5. Theoretical images of molecules
This is a calculated image of a fluorobenzene molecule at 25℃.
Calculated images are used to determine the changes that occur during a molecule’s rotation as it interacts with light. They are made using data from experiments, and the information in the calculation is modified until the calculated pattern matches the experimental one.
The image is a probability map of how likely the molecule is to absorb and emit light, and the artificial colourisation is assigned based on how likely this is. This is dependent on the molecule’s shape, the atomic vibration inside the molecule, and the rotation of the molecule in space.
The image is constructed from a series of horizontal one-dimensional images, which are stacked together to form the two-dimensional pattern. Following the dots in any of these series is like following an energy ladder corresponding to the initial amount of rotation of the molecule.
If the molecules are cold, and therefore not rotating much, these series are short, whereas warmer, faster rotating molecules will create a longer series of dots.
6. Bubble pathways of particles
A bubble chamber is a cylinder filled with pressurised liquid that forms bubbles in response to particles moving through it. While the particles themselves cannot be photographed, these paths of bubbles can.

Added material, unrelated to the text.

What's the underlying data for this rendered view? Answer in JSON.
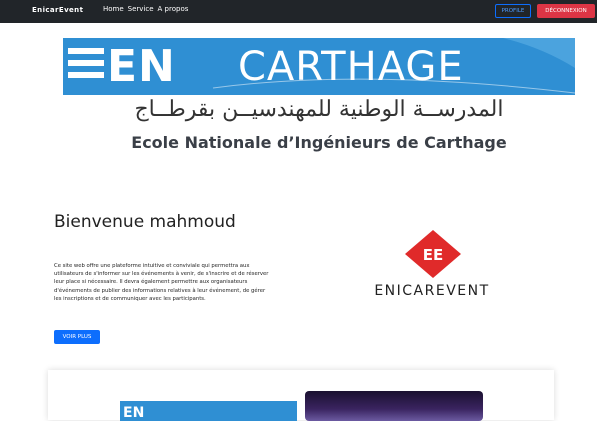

Particle beams flow into the chamber, and the formed bubbles are allowed to grow to about 1mm before flash photographs are taken from multiple angles.
Through looking at how these “images” are constructed, we can see that they are often not really images at all in the traditional sense of the word.
Rather than capturing “how something looks”, data visualisation involves translation of a feature into a visual form, or by finding a physical process that can be visualised.
Sitting alongside these images of complex, small-scale scientific phenomena are numerical data, tables, graphical representations and interpretations. And so perhaps it is true that scientific visualisations alone cannot represent what is, but merely give a sense of what is.